[Bloat] Detecting bufferbloat from outside a node

Jonathan Morton chromatix99 at gmail.com
Mon Apr 27 19:11:30 EDT 2015


On 27 Apr 2015 23:31, "Neil Davies" <neil.davies at pnsol.com> wrote:
>
> Hi Jonathan
>
> On 27 Apr 2015, at 16:25, Jonathan Morton <chromatix99 at gmail.com> wrote:
>
>> One thing that might help you here is the TCP Timestamps option. The
timestamps thus produced are opaque, but you can observe them and measure
the time intervals between their production and echo. You should be able to
infer something from that, with care.
>>
>> To determine the difference between loaded and unloaded states, you may
need to observe for an extended period of time. Eventually you'll observe
some sort of bulk flow, even if it's just a software update cycle. It's not
quite so certain that you'll observe an idle state, but it is sufficient to
observe an instance of the link not being completely saturated, which is
likely to occur at least occasionally.
>>
>> - Jonathan Morton
>
> We looked at using TCP timestamps early on in our work. The problem is
that they don't really help extract the fine-grained information needed.
The timestamps can move in very large steps, and the accuracy (and
precision) can vary widely from implementation to implementation.

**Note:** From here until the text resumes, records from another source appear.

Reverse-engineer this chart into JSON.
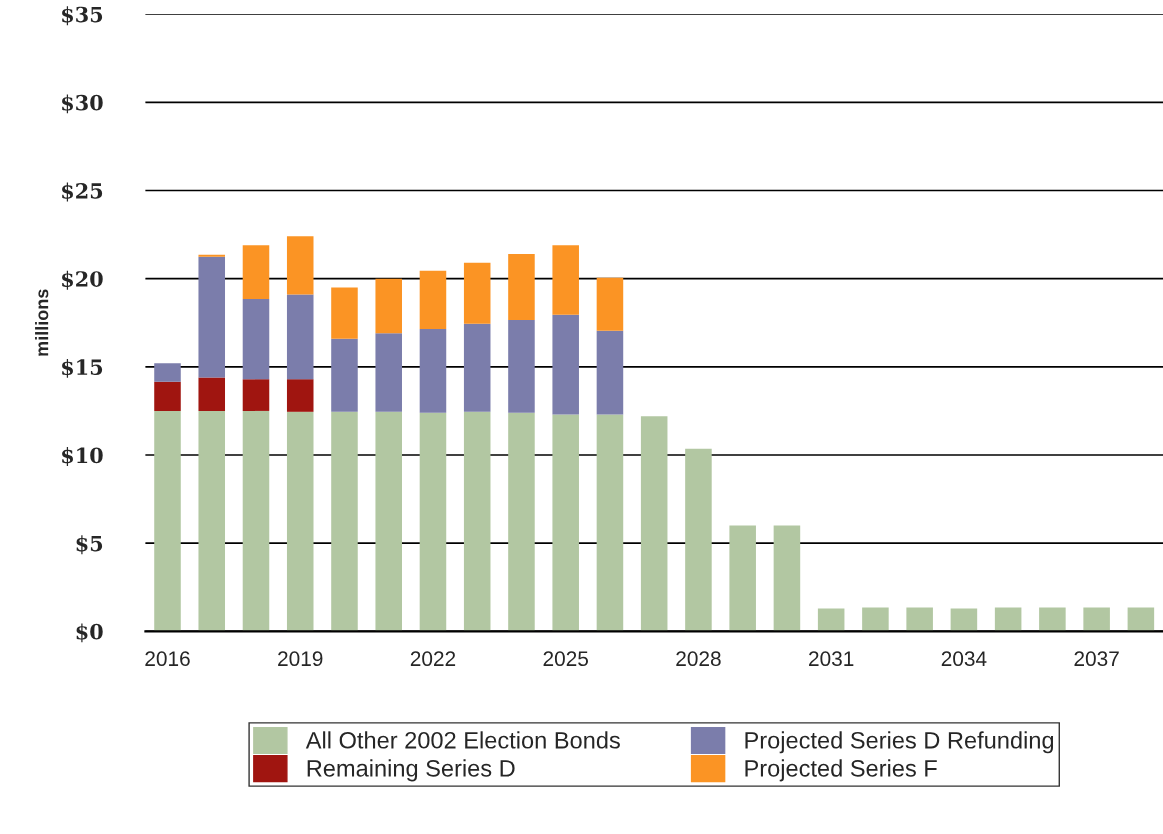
{
  "chart_data": {
    "type": "bar",
    "stacked": true,
    "ylabel": "millions",
    "categories": [
      "2016",
      null,
      null,
      "2019",
      null,
      null,
      "2022",
      null,
      null,
      "2025",
      null,
      null,
      "2028",
      null,
      null,
      "2031",
      null,
      null,
      "2034",
      null,
      null,
      "2037",
      null
    ],
    "series": [
      {
        "name": "All Other 2002 Election Bonds",
        "color": "#b2c7a2",
        "values": [
          12.5,
          12.5,
          12.5,
          12.45,
          12.45,
          12.45,
          12.4,
          12.45,
          12.4,
          12.3,
          12.3,
          12.2,
          10.35,
          6.0,
          6.0,
          1.3,
          1.35,
          1.35,
          1.3,
          1.35,
          1.35,
          1.35,
          1.35
        ]
      },
      {
        "name": "Remaining Series D",
        "color": "#a01510",
        "values": [
          1.65,
          1.9,
          1.8,
          1.85,
          null,
          null,
          null,
          null,
          null,
          null,
          null,
          null,
          null,
          null,
          null,
          null,
          null,
          null,
          null,
          null,
          null,
          null,
          null
        ]
      },
      {
        "name": "Projected Series D Refunding",
        "color": "#7b7dab",
        "values": [
          1.05,
          6.85,
          4.55,
          4.8,
          4.15,
          4.45,
          4.75,
          5.0,
          5.25,
          5.65,
          4.75,
          null,
          null,
          null,
          null,
          null,
          null,
          null,
          null,
          null,
          null,
          null,
          null
        ]
      },
      {
        "name": "Projected Series F",
        "color": "#fb9424",
        "values": [
          null,
          0.1,
          3.05,
          3.3,
          2.9,
          3.1,
          3.3,
          3.45,
          3.75,
          3.95,
          3.0,
          null,
          null,
          null,
          null,
          null,
          null,
          null,
          null,
          null,
          null,
          null,
          null
        ]
      }
    ],
    "ylim": [
      0,
      35
    ],
    "yticks": [
      {
        "value": 0,
        "label": "$0"
      },
      {
        "value": 5,
        "label": "$5"
      },
      {
        "value": 10,
        "label": "$10"
      },
      {
        "value": 15,
        "label": "$15"
      },
      {
        "value": 20,
        "label": "$20"
      },
      {
        "value": 25,
        "label": "$25"
      },
      {
        "value": 30,
        "label": "$30"
      },
      {
        "value": 35,
        "label": "$35"
      }
    ],
    "grid": "y",
    "legend": "bottom"
  }
}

Well, that's why you have to treat them as opaque, just like I said. Ignore
whatever meaning the end host producing them might embed in them, and
simply watch which ones get echoed back and when. You only have to rely on
the resolution of your own clocks.

> The timestamps are there to try and get a gross (if my memory serves me
right ~100ms) approximation to the RTT - not good enough for reasoning
about TCP based interactive/"real time" apps

On the contrary, these timestamps can indicate much better precision than
that; in particular they indicate an upper bound on the instantaneous RTT
which can be quite tight under favourable circumstances. On a LAN, you
could reliably determine that the RTT was below 1ms this way.

Now, what it doesn't give you is a strict lower bound. But you can often
look at what's going on in that TCP stream and determine that favourable
circumstances exist, such that the upper bound RTT estimate is probably
reasonably tight. Or you could observe that the stream is mostly idle, and
thus probably influenced by delayed acks and Nagle's algorithm, and
discount that measurement accordingly.